From Kelly Dwyer, Yahoo Sports: In the spring of 2012, after a disappointing second round ouster, then-Los Angeles Lakers coach Mike Brown met with Kobe Bryant to discuss initiating a Princeton-styled offense for 2012-13. With capable big men Andrew Bynum and Pau Gasol already on the team, Brown set to hire former Washington Wizards coach Eddie Jordan, a noted Princeton expert and former Laker player, to be his lead assistant, with Bryant’s full blessing. Things kind of fell apart from there. The offense was thrown for a loop when the team acquired Dwight Howard and Steve Nash later in the summer, as the Princeton eschews the sort of ball domination that makes a player like Nash so effective. After a winless preseason and 1-4 start to the regular season, Brown was let go as head man. Former Suns and Knicks coach Mike D’Antoni, owner of offensive sensibilities that fly directly in the face of the notoriously slowed Princeton O, was then hired. Jordan, sent to the end of the bench, ended up taking a gig to help resurrect the flailing and failing Rutgers NCAA men’s basketball team.
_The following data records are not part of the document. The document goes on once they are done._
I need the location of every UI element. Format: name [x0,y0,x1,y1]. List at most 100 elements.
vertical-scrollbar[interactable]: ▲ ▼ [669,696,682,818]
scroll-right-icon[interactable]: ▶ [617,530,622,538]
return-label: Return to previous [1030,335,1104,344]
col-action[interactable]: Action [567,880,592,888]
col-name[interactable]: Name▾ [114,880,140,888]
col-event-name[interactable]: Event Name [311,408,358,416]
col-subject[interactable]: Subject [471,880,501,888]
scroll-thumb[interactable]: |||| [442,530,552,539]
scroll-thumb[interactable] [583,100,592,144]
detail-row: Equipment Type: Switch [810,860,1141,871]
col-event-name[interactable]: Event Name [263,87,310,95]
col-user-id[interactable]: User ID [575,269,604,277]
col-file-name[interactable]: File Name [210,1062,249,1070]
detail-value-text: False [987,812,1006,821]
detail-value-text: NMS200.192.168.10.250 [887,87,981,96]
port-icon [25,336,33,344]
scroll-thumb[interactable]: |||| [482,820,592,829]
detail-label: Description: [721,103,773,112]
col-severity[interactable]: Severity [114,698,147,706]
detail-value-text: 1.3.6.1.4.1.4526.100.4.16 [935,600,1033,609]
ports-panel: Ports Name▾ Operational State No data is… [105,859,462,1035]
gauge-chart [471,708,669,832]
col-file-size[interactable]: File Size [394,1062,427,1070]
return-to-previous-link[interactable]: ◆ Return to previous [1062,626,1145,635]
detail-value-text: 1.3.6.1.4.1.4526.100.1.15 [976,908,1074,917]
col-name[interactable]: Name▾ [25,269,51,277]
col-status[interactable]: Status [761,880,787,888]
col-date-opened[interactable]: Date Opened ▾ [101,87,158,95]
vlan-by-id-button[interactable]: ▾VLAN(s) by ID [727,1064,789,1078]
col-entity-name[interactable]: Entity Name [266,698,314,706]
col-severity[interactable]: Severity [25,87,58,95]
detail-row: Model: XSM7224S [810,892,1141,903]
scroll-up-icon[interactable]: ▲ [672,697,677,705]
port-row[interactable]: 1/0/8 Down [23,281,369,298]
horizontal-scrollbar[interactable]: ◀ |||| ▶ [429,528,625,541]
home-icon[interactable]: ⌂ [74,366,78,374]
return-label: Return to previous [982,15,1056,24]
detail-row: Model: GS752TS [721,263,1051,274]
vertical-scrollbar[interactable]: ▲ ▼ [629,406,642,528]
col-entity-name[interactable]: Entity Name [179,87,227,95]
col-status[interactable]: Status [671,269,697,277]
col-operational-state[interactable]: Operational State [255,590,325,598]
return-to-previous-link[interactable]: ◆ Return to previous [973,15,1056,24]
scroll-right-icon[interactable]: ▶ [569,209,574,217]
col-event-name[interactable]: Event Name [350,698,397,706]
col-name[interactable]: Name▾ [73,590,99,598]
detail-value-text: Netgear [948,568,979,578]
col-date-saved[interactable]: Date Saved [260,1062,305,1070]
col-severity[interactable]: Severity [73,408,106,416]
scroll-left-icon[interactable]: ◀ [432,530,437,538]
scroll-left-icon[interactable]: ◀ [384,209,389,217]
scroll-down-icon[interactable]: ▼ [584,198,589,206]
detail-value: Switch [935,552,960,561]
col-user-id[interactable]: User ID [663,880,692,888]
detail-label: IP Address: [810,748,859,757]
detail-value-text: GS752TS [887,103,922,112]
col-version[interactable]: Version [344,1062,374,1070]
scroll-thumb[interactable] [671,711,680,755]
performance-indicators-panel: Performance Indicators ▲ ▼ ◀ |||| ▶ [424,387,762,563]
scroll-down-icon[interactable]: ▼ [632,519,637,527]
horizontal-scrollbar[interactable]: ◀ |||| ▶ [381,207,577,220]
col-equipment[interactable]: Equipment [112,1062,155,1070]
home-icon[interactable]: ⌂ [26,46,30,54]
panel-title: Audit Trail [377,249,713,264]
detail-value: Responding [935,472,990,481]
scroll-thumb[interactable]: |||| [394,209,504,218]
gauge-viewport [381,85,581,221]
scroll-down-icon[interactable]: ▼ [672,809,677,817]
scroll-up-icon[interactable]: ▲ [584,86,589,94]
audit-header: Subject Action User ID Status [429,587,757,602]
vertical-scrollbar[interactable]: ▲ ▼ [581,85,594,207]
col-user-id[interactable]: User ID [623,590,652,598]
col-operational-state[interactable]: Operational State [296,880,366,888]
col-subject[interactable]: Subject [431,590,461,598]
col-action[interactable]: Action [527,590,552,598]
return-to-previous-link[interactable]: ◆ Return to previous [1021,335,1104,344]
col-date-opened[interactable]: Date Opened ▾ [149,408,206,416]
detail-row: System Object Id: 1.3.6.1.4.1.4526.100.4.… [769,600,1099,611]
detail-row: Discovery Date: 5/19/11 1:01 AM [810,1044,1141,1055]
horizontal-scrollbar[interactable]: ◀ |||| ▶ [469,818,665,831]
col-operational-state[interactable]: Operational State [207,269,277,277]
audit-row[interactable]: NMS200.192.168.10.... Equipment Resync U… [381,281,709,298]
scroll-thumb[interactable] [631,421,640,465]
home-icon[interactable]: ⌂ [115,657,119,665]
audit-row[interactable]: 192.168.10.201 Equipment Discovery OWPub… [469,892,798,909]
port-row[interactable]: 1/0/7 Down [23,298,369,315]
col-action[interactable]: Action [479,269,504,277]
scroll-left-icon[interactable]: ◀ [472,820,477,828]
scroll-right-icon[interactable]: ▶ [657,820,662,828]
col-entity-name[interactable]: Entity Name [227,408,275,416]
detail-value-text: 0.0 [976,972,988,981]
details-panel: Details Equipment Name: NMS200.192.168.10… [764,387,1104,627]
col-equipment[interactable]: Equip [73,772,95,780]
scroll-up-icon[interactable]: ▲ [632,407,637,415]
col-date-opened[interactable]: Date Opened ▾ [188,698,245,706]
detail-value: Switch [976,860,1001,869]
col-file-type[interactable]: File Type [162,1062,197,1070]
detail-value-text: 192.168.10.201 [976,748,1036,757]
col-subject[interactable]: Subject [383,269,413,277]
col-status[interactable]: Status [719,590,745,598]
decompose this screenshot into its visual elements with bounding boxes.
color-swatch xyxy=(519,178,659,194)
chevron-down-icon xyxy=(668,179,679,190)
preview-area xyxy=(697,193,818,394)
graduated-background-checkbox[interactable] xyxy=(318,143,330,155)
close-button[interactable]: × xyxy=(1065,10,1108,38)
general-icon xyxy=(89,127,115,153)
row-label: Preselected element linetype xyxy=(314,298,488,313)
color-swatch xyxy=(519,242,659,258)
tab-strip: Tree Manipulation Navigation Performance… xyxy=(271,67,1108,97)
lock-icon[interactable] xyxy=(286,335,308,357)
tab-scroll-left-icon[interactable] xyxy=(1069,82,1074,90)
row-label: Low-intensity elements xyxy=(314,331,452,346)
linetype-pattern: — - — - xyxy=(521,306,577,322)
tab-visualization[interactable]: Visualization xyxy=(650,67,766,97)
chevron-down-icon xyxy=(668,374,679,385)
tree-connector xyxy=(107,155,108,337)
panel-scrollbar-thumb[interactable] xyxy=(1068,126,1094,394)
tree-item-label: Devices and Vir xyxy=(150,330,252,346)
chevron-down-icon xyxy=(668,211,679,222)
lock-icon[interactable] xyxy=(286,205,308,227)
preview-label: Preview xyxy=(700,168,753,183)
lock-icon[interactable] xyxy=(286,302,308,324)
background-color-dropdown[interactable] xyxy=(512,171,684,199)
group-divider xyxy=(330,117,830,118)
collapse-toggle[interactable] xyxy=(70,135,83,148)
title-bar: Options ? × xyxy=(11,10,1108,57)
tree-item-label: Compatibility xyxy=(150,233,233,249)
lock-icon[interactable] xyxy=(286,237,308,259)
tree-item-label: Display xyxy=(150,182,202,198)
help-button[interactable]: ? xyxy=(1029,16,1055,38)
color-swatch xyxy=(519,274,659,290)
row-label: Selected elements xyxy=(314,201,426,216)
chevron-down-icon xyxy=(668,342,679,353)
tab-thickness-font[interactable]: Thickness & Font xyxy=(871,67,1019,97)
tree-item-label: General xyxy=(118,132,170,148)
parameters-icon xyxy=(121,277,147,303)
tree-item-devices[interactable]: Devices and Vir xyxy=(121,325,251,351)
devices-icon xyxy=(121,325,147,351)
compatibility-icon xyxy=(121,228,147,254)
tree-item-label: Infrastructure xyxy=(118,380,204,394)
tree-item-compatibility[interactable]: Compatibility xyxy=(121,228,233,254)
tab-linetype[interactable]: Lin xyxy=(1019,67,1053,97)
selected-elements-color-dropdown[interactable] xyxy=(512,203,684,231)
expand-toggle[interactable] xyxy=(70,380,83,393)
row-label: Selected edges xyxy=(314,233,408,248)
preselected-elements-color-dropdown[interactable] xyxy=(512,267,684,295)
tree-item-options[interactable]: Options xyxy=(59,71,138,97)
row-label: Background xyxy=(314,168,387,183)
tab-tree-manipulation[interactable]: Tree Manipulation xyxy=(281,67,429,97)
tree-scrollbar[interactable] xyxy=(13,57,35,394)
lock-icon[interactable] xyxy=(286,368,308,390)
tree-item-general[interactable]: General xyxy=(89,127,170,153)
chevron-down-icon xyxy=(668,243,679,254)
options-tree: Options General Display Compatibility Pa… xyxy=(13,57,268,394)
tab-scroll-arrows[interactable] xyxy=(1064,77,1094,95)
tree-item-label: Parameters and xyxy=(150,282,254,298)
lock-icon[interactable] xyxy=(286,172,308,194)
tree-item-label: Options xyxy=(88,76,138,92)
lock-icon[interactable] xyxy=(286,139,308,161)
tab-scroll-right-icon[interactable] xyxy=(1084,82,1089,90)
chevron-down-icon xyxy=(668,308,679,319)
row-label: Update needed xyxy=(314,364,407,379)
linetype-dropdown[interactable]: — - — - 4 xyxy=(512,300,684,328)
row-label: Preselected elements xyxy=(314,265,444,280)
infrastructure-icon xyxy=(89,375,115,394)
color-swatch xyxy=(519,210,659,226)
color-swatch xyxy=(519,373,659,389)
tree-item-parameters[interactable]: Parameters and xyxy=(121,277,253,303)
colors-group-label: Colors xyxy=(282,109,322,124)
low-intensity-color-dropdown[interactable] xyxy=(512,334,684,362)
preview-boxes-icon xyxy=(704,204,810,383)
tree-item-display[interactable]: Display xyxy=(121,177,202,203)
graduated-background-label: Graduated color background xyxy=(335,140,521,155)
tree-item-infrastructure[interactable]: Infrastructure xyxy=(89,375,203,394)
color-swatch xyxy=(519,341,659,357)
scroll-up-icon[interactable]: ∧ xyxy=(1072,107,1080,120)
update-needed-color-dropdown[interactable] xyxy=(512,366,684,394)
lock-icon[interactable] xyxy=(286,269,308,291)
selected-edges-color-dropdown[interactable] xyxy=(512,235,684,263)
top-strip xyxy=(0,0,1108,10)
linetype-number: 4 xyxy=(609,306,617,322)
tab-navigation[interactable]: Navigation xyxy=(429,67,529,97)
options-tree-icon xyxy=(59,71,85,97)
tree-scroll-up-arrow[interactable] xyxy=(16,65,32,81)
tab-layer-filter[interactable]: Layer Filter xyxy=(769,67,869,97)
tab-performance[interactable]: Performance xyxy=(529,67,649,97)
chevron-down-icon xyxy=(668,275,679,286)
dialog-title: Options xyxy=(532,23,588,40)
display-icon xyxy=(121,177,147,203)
From Gabriel Lee, Lakers Nation: Remember when Harvey Dent said in the Dark Knight “you either die a hero or you live long enough to see yourself become a villain?” Well former Laker Derek Fisher has been dangerously tip-toeing that line since being unceremoniously dumped at the 2012 trade deadline for Jordan Hill and cap relief. Lakers Nation felt empathetic towards Fisher when he signed for Oklahoma City the first time around; he never asked to go from the declining Western Conference powerhouse, the Lakers, to the emerging powerhouse in the West, Oklahoma City. Though he did ask to be released from the Houston Rockets, whom the Lakers dealt him to. Things always tend to work out for Derek Fisher. Since being drafted by the Lakers in 1996 he was never an elite point guard in the NBA, heck he barely cracked the top 20, but with him at the point the Lakers won five championships.
BigCitySid says
The most interesting point here: no comments…hmmm
Kenny T says
Phil Jackson sure knows how to sell books. Kobe was supposedly “uncoachable” when Phil left the Lakers in 2004…but somehow Phil found the effort to coach Kobe a 2nd time. Just possibly, his $12M yearly salary may have strengthened his resolve to re-cultivate a working relationship with the Msmba.
Phil may be the greatest coach of all time, but it’s easy to see why a lot of folks don’t have a high opinion of his character.